Insights
Try It On, Send It Back
Olivia Collier-Harrod
22/08/25

Why AR try-ons haven’t solved returns and what might be missing
The Expectation Gap
Augmented reality has promised to transform the way we shop to reduce uncertainty, speed up decision-making, and create more confident connected experiences from the comfort of a home. The initial idea was simple: try on a product virtually, see how it looks, and click purchase with the same ease you’d feel in a store. However, despite widespread adoption, particularly within beauty and fashion, return rates remain high.
While the technology continues to improve, the emotional gap between seeing something on a screen and feeling certain about it in person still persists, suggesting that convenience is no longer a problem, but confidence is.
What We Thought AR Would Solve
The concept of Virtual try on technology initially seemed to offer a win-win for both sides. Customers would spend less time guessing, brands would enjoy higher conversions and lower return costs, and then the shopping experience would become more seamless, all with just a tap of the screen. From lipsticks to trainers to sunglasses, virtual try-on tools gave people a way to engage with products in a faster, more interactive way than what they had been used to within e-commerce.
However, many of these tools have struggled to translate interest into long-term satisfaction. The ability to preview a product doesn’t always mean consumers feel ready to commit to it, suggesting that the current virtual try on technology isn’t enough.
Why It’s Still Not Working
While AR experiences often appear polished and functional, they still lack a level of intuition that reflects real-life decision making. Many tools fall short at visual accuracy without accounting for personal context. For instance, a shopper’s skin tone in different lighting, their sensitivity to texture, or their preferred fits and angles for their exact body type across categories.

Sephora
There’s also a lack of memory built into the experience such as past purchases, returns, reviews, and even behavioural patterns, making each try-on feel like you’re starting from scratch. This suggests that it’s not that the technology isn’t working, t’s that it hasn’t yet learned to work well enough around a consumer for long term satisfaction.
Could AI Be The Missing Link?
While AR focuses on visualisation, AI has the potential to bring in something more adaptive/intuitive, which is personalisation. The combination of the two could move try-on tools beyond surface-level interaction into something more adaptive and meaningful.
Instead of showing what a lipstick might look like on a model, AI could make adjustments in terms of undertones, lighting conditions, keeping in mind previous feedback.

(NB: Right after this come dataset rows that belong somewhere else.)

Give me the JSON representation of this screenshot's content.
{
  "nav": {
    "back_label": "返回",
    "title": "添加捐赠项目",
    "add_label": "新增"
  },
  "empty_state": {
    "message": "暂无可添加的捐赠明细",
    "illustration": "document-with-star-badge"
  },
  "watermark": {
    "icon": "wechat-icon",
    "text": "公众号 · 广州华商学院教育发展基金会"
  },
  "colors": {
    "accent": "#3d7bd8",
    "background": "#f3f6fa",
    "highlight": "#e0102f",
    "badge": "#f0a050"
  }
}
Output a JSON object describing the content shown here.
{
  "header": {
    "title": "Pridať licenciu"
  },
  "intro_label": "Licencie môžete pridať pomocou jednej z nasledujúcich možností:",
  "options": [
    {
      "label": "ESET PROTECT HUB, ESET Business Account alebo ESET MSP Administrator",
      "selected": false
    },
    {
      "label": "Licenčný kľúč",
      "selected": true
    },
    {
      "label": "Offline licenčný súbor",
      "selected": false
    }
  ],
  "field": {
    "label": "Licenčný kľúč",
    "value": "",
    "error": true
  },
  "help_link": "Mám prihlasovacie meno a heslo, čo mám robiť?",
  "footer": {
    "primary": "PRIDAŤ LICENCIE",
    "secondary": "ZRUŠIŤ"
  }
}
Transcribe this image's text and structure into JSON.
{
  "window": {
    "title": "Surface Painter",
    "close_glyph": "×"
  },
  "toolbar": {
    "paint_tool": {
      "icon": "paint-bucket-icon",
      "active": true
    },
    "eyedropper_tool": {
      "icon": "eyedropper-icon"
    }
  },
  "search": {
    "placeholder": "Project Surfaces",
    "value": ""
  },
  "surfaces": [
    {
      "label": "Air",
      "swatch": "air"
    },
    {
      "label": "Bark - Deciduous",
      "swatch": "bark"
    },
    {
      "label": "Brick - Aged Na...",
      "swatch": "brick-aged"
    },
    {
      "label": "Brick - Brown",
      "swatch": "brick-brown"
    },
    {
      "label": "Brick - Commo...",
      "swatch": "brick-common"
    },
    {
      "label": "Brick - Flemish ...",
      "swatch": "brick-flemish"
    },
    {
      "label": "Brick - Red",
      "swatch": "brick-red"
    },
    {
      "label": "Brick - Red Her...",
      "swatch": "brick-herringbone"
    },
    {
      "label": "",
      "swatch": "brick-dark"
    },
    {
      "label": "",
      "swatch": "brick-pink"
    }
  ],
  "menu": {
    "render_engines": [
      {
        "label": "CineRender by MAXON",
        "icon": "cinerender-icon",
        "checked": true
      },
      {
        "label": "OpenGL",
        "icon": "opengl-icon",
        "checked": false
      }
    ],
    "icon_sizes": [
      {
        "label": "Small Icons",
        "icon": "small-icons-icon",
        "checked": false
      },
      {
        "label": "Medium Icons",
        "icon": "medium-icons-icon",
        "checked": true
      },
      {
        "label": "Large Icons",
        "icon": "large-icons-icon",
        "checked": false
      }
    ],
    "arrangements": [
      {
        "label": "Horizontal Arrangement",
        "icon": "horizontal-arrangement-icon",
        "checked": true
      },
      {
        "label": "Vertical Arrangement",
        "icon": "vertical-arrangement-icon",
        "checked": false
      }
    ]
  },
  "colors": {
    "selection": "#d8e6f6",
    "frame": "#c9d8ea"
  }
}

Sizing recommendations could evolve from basic charts to predictive insights based on body shape, return behaviour, and previous data from similar customers.
Some of this is already underway. A 2023 Shopify report found that 62% of online shoppers were more likely to buy from a brand that offered tailored sizing or product suggestions, while McKinsey reported that brands using AI-driven personalisation correctly could reduce returns by as much as 30%.
While this is not guaranteed, it points to an important shift in expectation. Shoppers no longer want the best product in general but want the best possible product for them.
Some Brands Are Getting Closer
A few brands have started to bridge this gap, combining the immersive nature of AR with the adaptability of data-informed tools.
For instance, L’Oréal’s ModiFace allows users to virtually try on makeup in real time, adjusting to skin tone and lighting conditions to create a more realistic experience.

L’Oréal
Warby Parker’s app draws from previous styles the consumer has tried, their face shape and saved preferences to guide recommendations.
Zara has launched store mode, an in-app feature, showing clothing on a range of AI-generated body types and sizes, helping customers envision how an item might actually look and fit in the real world.

Zara
On the other hand, Google takes it one step closer with its updated shopping tools, which allow users to upload a photo of themselves and see how clothing would look on their own body. Using generative AI, it showcases how apparel fits, stretch and move in context not just on a model, but on the consumer. It brings personalisation into sharper focus, making AR visualisation feel truly tailored.

Confidence Isn’t Always Digital
While the tools are becoming more capable, there is still a gap in how they connect with users on a deeper level. Technology can show what a product looks like, but it rarely helps people understand how it feels and for many shoppers, especially Gen Z and millennials, that distinction matters more than ever.
For these audiences, value lies in experience rather than efficiency. That includes tools that reflect different body types, lighting conditions, undertones and shopping behaviours, all without requiring users to explain themselves at every step.
As expectations evolve, so does the role of technology. Consumers are not just looking for better visuals, they want to feel more personally understood. This is where AI personalisation might offer the most potential. By learning from past behaviours, recognising patterns and adjusting to individual needs, AI could help shift virtual try-ons from surface-level visuals to something that feels truly responsive.
To be effective, these tools will need to do more than offer convenience. They will need to reflect more personalisation, memory and a sense of relevance showing that the brand understands who the shopper is, not just what they look like. Hence, until that becomes reality, confidence/consumer satisfaction will still depend on more than what appears on screen.